Almanya’da acil tıp teknikeri olarak çalıştığını belirten 38 yaşındaki Uwe, eşinin isteğini çevirmeyerek Asya turuna çıkmaya karar verdiklerini anlatarak, “Nisan’da yolculuk başladı ve yol çok karlı ve soğuktu. Yaklaşık 7 bin 700 kilometre pedal çevirerek Türkiye’ye gelmeden 7 ülkeyi gezdik. Türkiye’de geldiğimiz bu güzel şehirden sonra Kapadokya ile Van Gölü’ne gitmeyi düşünüyoruz. Almanya’da paramedik olarak çalışıyorum. Öyle bir şanslı adamım ki, patronum iki yıl bana izin verdi. Tur bitip geriye döndüğümde de işime devam edebileceğim.
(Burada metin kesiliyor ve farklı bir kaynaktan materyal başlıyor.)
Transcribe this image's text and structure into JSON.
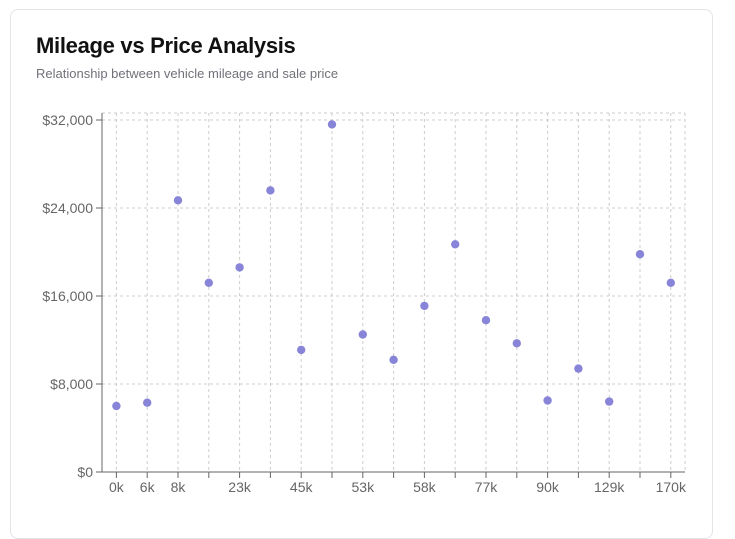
{
  "header": {
    "title": "Mileage vs Price Analysis",
    "subtitle": "Relationship between vehicle mileage and sale price"
  },
  "colors": {
    "point": "#8884d8",
    "grid": "#cccccc",
    "axis": "#666666"
  },
  "chart_data": {
    "type": "scatter",
    "title": "Mileage vs Price Analysis",
    "subtitle": "Relationship between vehicle mileage and sale price",
    "xlabel": "",
    "ylabel": "",
    "x_ticks": [
      "0k",
      "6k",
      "8k",
      "23k",
      "45k",
      "53k",
      "58k",
      "77k",
      "90k",
      "129k",
      "170k"
    ],
    "y_ticks": [
      "$0",
      "$8,000",
      "$16,000",
      "$24,000",
      "$32,000"
    ],
    "ylim": [
      0,
      32000
    ],
    "grid": true,
    "legend": "none",
    "points": [
      {
        "x": "0k",
        "y": 6000
      },
      {
        "x": "6k",
        "y": 6300
      },
      {
        "x": "8k",
        "y": 24700
      },
      {
        "x": "15k",
        "y": 17200
      },
      {
        "x": "23k",
        "y": 18600
      },
      {
        "x": "34k",
        "y": 25600
      },
      {
        "x": "45k",
        "y": 11100
      },
      {
        "x": "49k",
        "y": 31600
      },
      {
        "x": "53k",
        "y": 12500
      },
      {
        "x": "55k",
        "y": 10200
      },
      {
        "x": "58k",
        "y": 15100
      },
      {
        "x": "67k",
        "y": 20700
      },
      {
        "x": "77k",
        "y": 13800
      },
      {
        "x": "83k",
        "y": 11700
      },
      {
        "x": "90k",
        "y": 6500
      },
      {
        "x": "102k",
        "y": 9400
      },
      {
        "x": "129k",
        "y": 6400
      },
      {
        "x": "150k",
        "y": 19800
      },
      {
        "x": "170k",
        "y": 17200
      }
    ]
  }
}
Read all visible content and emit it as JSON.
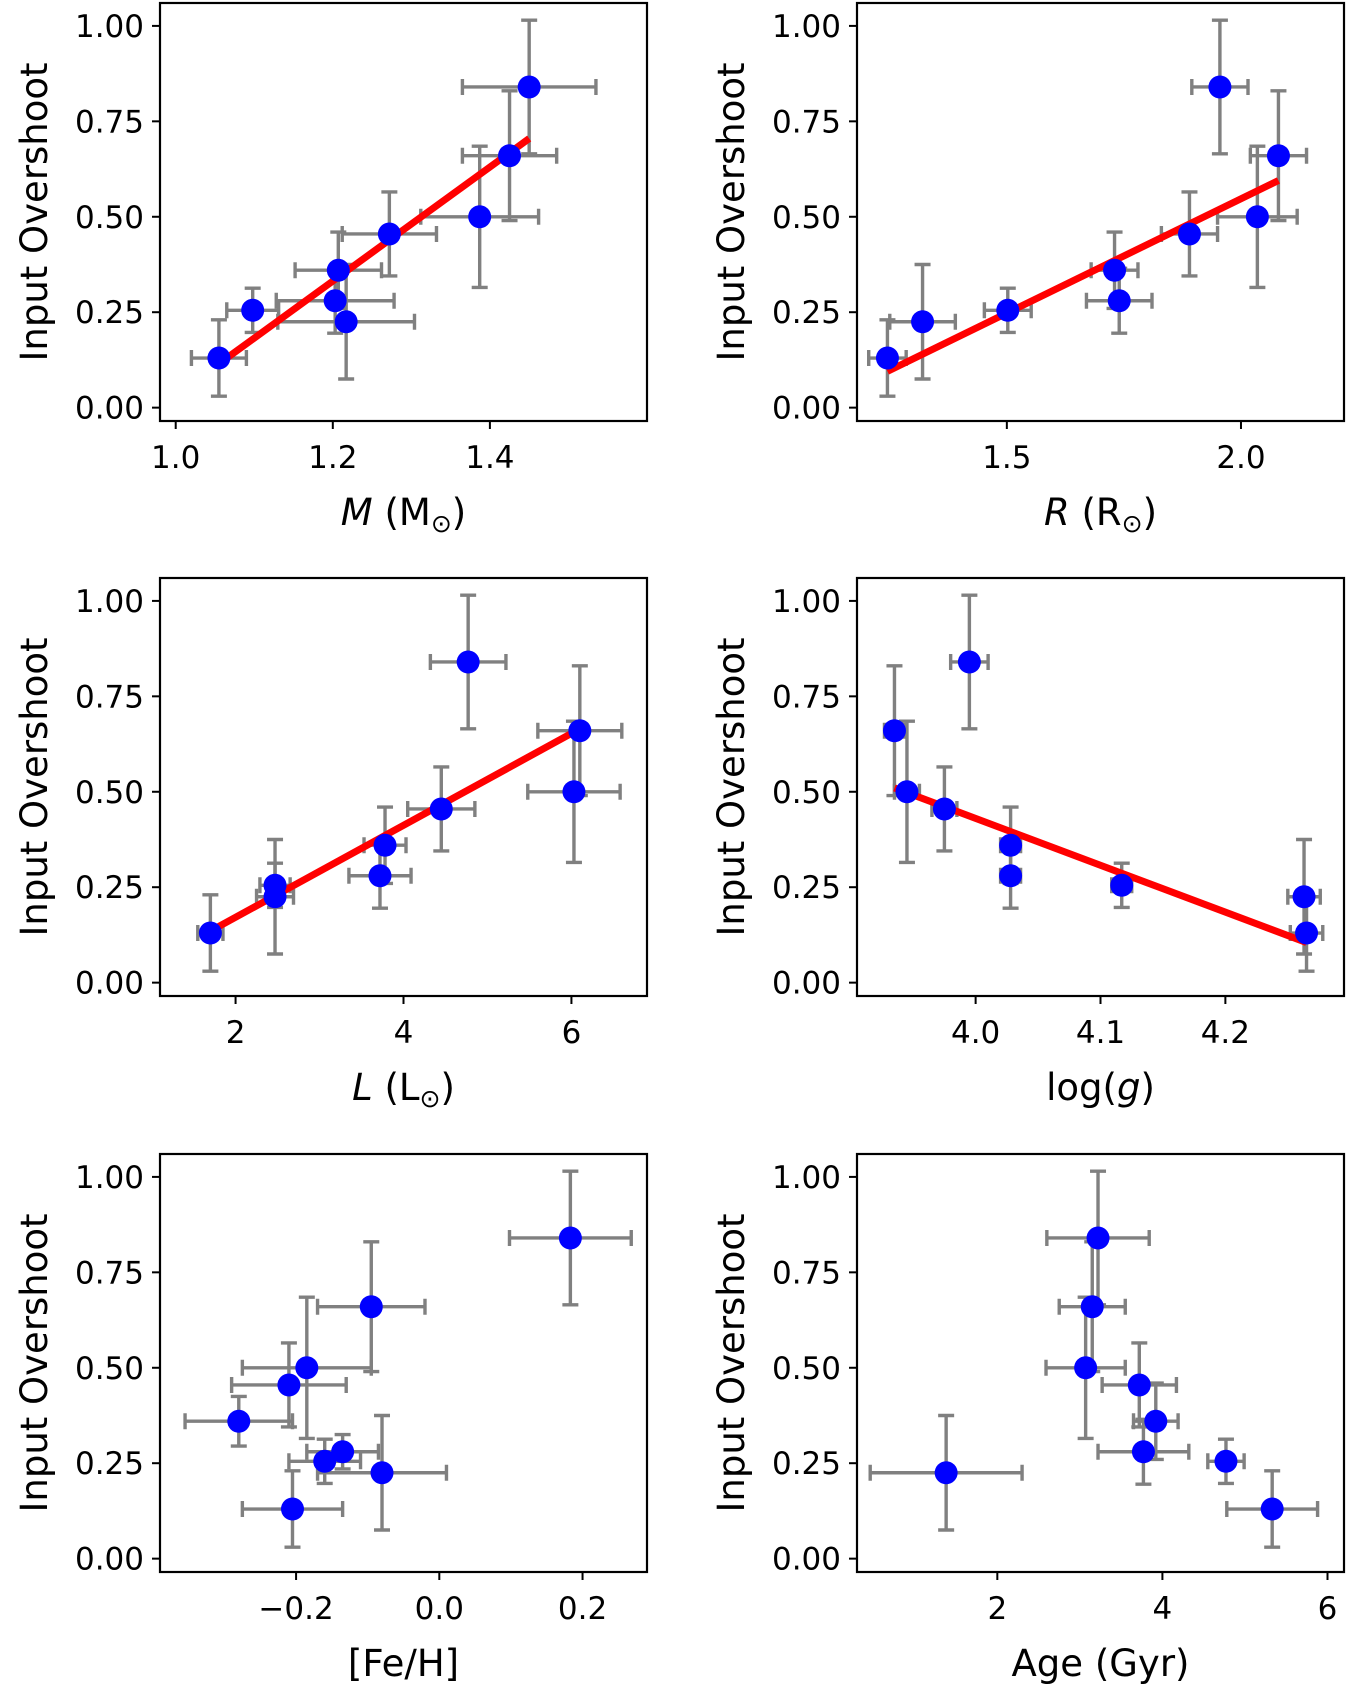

Sponsorumuz yok bu tur için ama biriktirdiğimiz parayla bu yolculuğa çıktık. Tur esnasında daha önce bizi böyle otelde ağırlayan olmamıştı, burada güzel yemekler yedik, Türk misafirperverliği gerçekten bir başka” dedi.

34 yaşındaki Jule ise, tura çıkma hikayelerini anlattı. Ailesiyle de küçük yaşlarda iken kısa yolculuklar yaptığını vurgulayan Jule, “15 yaşlarında iken bir yazı gördüm. Bu yazıda bisikletle Himalayalar’a gidilebileceğinden bahsediliyordu. Böyle yolculuklar var diyordu yazıda. Çok etkilendim, bisikletle Himalayalar’a gitmek istiyordum. Bu fikir bende gitgide büyüdü yaşım büyüdükçe. Sonra düşündük ki bunu şimdi yapamazsak hiçbir zaman yapamayız. Böylelikle eşimle bu yolculuğa çıkmaya karar verdik” şeklinde konuştu.

Daha önce de Güney Amerika’da bir yıl süren arabayla bir yolculukları olduğunu hatırlatan Jule, “Asya turuna bisikletle çıkmaya karar verdik. Çünkü, bu şekilde insanlarla çok iyi iletişim kurabilir, fikirlerini daha iyi öğrenip yaşayabilirdik. Nisan ve Mayıs ayları gerçekten çok soğuktu. Ama turumuza devam ettik. Soğuk havalarda daha az mola veriyoruz ki vücut sıcaklığımızı koruyalım. Şu anda günlük ortalama 50 kilometre gidiyoruz ama soğuklarda yaklaşık 70 kilometre gidebiliyorduk. Şimdi ise hava çok daha sıcak ve daha çok mola veriyoruz. İlk başta bisikletle Asya turu olarak planlamıştık. Çünkü Himalayalar’a gitmeyi çok istiyorduk. Ama şimdi daha sonrasında Vietnam ya da Avustralya’ya da gidebiliriz. Bu tur esnasında birçok ilginç anımız oldu. Misafirperver birçok insanla karşılaştık. En arkadaş canlıları ise Türkiye’de idi. Bir sürü çay ve yemek için davet aldık. Türklere ve bizi Beyşehir’de ağırlayıp misafir eden Beyşehir Kültür ve Turizm Derneği Başkanı Mustafa Büyükkafalı ve konaklama ve yemek için sponsor olan herkese teşekkür ediyoruz” diye konuştu.